Durante el conflicto de febrero, según numerosos analistas con acceso a grabaciones en línea, los iraníes lograron infligir graves daños a bases estadounidenses e Israel. Naturalmente, las democracias, los pilares de periódicos como Corriere della Sera e Il Foglio , no han filtrado ninguna noticia al respecto. La propaganda israelí domina los medios; como hemos visto, incluso determina los resultados del Festival de Eurovisión. El régimen criminal de Netanyahu, tras el genocidio en Gaza, los crímenes terroristas contra los líderes libaneses e iraníes, la violencia racista en Cisjordania y la devastación del sur del Líbano y Gaza, involucrará a Washington en una nueva guerra de exterminio contra Irán, con un daño inimaginable para la economía global. Los países europeos se encuentran paralizados, emitiendo declaraciones ridículas e imponiendo sanciones criminales a la víctima: Irán. Rusia, China y los BRICS hacen lo que pueden —poco— evitando la confrontación directa con Occidente y manteniendo el listón muy alto únicamente por sus propios intereses nacionales. Nadie parece detener al criminal Netanyahu, quien necesita una guerra permanente para sobrevivir políticamente. Se dice que sus planes, respaldados por el lobby estadounidense-israelí, cuentan con el apoyo de Trump y, en esencia, del Congreso. Las finanzas y la industria armamentística tienen mucho que ganar. ¿Qué importa si se trata de un genocidio o no?
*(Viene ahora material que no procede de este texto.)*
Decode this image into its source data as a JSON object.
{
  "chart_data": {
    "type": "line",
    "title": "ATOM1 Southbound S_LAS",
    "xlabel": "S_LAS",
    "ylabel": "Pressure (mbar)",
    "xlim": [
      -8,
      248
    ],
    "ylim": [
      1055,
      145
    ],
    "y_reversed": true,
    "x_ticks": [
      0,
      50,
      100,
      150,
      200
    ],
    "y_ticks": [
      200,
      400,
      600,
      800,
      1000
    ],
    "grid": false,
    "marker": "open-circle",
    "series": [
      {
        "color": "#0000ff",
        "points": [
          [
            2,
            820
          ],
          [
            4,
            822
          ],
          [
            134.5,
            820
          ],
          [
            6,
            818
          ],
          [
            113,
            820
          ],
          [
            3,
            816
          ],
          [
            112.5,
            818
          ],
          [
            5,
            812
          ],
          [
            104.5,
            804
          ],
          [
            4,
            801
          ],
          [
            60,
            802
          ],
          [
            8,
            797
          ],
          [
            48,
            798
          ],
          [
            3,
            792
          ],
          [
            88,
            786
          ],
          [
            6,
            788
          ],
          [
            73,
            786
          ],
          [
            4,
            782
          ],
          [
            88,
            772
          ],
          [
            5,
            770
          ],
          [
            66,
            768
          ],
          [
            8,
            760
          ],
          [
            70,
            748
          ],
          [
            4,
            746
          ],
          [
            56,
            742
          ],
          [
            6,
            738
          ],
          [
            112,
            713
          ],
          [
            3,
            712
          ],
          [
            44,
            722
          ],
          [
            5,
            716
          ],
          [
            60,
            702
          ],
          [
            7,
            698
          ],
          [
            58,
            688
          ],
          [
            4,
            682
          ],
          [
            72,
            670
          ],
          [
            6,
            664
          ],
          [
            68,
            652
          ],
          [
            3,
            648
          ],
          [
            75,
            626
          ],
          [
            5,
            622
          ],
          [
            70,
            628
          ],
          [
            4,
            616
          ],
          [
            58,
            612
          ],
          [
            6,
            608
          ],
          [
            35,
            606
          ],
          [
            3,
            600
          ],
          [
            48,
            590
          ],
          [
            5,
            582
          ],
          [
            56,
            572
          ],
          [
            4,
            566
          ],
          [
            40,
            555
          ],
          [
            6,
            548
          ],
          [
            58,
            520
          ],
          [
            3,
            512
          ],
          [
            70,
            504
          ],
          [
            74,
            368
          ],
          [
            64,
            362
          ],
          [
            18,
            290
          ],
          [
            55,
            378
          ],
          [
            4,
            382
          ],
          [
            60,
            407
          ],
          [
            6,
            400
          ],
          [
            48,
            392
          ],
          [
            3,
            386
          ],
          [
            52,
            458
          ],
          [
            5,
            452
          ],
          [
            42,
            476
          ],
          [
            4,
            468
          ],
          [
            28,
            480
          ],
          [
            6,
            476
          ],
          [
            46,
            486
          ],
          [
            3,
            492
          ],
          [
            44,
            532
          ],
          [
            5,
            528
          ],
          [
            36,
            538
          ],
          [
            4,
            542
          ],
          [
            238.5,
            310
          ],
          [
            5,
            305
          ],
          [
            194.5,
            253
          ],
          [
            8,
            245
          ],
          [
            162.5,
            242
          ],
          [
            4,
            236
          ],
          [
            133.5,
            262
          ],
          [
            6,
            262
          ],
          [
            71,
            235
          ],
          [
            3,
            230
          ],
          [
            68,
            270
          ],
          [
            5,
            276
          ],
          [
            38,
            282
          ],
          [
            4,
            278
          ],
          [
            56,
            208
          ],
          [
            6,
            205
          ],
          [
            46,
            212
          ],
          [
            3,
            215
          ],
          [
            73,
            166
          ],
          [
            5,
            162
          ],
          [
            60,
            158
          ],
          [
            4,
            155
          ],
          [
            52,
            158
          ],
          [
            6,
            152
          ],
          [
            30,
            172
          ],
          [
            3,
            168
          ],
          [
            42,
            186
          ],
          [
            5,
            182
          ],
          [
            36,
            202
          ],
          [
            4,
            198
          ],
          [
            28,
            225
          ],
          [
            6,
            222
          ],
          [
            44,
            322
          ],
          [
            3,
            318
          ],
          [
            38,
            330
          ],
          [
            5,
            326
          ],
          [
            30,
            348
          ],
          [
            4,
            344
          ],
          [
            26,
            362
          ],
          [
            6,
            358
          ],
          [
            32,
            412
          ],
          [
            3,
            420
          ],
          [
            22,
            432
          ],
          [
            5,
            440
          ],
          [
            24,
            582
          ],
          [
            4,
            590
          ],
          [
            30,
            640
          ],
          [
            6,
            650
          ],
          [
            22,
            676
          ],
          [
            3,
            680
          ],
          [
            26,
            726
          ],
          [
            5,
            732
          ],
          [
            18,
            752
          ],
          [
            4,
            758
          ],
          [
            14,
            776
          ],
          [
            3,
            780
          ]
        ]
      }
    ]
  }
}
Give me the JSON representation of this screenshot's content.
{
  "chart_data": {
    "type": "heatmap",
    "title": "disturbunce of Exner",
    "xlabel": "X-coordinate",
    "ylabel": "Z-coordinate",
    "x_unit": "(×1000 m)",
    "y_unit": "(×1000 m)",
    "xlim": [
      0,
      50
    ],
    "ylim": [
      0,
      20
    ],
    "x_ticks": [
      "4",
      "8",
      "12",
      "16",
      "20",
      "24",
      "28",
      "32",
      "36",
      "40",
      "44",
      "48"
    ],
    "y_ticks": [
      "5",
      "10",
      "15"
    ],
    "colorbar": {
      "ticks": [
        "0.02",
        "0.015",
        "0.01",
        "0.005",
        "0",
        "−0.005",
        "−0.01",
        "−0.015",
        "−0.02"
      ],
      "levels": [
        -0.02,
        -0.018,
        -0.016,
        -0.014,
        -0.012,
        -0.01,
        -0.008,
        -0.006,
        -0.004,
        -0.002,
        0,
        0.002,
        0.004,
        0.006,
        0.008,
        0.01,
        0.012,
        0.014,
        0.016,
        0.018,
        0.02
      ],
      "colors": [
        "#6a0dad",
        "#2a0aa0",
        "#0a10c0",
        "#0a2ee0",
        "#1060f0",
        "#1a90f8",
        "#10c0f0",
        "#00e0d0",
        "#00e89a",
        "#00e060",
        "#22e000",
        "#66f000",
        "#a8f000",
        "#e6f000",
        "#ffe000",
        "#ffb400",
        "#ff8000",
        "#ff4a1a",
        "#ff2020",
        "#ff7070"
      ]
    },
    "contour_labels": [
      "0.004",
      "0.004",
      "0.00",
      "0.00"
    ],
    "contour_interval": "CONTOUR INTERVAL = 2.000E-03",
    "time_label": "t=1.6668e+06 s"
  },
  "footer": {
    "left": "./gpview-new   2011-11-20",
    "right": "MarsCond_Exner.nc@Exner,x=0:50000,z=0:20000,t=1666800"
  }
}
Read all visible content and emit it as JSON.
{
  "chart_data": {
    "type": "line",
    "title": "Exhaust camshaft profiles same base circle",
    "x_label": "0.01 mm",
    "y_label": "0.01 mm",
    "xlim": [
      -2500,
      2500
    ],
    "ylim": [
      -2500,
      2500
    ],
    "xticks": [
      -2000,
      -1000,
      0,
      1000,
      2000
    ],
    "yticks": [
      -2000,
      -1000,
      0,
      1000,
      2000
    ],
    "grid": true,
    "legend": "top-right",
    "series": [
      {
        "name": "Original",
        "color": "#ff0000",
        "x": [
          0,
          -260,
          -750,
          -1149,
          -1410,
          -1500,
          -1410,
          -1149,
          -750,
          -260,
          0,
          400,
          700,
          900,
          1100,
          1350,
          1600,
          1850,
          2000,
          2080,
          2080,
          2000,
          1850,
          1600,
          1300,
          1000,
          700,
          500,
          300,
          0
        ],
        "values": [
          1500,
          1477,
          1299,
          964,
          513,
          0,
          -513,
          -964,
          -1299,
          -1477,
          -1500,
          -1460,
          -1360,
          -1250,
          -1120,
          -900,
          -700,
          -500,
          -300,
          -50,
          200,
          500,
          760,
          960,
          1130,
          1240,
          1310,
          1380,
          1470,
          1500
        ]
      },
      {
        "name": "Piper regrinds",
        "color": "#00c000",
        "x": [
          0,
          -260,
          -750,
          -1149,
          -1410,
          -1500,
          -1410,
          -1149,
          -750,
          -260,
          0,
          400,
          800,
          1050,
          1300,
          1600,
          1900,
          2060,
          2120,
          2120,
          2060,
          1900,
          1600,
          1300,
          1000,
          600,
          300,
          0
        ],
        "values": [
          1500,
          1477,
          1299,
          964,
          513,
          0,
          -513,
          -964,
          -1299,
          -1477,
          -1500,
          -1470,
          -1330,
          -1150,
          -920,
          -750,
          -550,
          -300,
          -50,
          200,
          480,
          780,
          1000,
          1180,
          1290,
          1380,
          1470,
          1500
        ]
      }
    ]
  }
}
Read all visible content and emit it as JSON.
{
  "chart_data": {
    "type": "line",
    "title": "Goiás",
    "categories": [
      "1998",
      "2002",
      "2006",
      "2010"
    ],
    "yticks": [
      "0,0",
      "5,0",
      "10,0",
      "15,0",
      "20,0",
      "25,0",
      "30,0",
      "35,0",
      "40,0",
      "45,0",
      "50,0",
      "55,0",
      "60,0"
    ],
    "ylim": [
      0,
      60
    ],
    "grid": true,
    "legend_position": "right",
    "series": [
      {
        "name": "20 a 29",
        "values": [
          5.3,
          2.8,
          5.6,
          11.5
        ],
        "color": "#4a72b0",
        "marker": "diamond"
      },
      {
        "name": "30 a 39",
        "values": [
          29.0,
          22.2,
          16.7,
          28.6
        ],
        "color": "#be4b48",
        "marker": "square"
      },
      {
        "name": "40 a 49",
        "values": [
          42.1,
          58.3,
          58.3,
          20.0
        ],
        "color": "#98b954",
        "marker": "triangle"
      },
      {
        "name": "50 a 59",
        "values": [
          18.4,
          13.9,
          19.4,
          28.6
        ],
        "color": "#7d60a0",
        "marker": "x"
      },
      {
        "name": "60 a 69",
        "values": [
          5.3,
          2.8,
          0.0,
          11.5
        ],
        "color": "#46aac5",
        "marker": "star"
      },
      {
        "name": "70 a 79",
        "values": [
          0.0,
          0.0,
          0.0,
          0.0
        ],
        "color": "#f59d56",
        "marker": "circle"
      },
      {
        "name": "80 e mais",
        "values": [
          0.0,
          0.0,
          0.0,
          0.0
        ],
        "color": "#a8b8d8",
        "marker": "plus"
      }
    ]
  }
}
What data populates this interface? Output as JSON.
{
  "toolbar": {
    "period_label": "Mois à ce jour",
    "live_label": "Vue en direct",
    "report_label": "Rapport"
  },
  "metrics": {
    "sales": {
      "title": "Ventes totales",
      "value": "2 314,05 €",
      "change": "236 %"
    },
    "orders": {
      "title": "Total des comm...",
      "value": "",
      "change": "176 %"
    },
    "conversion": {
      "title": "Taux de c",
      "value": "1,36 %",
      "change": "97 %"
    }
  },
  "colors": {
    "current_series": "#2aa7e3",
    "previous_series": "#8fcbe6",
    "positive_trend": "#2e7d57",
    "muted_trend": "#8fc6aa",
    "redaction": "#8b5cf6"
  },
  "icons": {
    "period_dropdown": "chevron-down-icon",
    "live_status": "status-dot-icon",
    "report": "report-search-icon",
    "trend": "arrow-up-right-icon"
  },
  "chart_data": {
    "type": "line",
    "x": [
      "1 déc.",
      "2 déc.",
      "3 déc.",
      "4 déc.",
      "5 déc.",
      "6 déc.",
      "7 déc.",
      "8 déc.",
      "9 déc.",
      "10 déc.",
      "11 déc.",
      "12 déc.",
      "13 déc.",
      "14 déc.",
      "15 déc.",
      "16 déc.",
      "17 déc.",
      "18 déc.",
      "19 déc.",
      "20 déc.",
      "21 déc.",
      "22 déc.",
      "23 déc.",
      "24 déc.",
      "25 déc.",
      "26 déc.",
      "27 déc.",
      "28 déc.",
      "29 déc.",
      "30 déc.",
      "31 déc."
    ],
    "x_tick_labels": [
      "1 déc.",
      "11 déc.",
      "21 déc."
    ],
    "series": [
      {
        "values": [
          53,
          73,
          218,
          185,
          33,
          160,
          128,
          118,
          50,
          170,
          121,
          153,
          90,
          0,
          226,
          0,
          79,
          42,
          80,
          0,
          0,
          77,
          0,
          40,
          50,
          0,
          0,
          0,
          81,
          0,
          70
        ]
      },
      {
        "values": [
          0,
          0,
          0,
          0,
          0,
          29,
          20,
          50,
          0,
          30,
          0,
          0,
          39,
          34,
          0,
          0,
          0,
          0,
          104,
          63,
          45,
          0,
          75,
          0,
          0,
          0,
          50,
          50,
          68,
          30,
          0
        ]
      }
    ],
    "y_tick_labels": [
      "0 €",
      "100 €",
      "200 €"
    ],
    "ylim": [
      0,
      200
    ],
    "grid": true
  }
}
¿Dónde se han refugiado las defensoras de los derechos de las mujeres, aquellas que protestaron contra el código de vestimenta obligatorio en una república islámica (ignorando los derechos de las mujeres saudíes y del Golfo)? ¿Acaso nadie quiere proteger a las niñas y a las mujeres de la nueva agresión anunciada? ¿Acaso las feministas, convertidas en iconos del orden liberal, no tienen nada que decir en caso de una nueva masacre de niñas iraníes? De hecho, crecen y visten el chador, del mismo modo que los niños de Gaza se convierten en terroristas: ¿es mejor eliminarlos?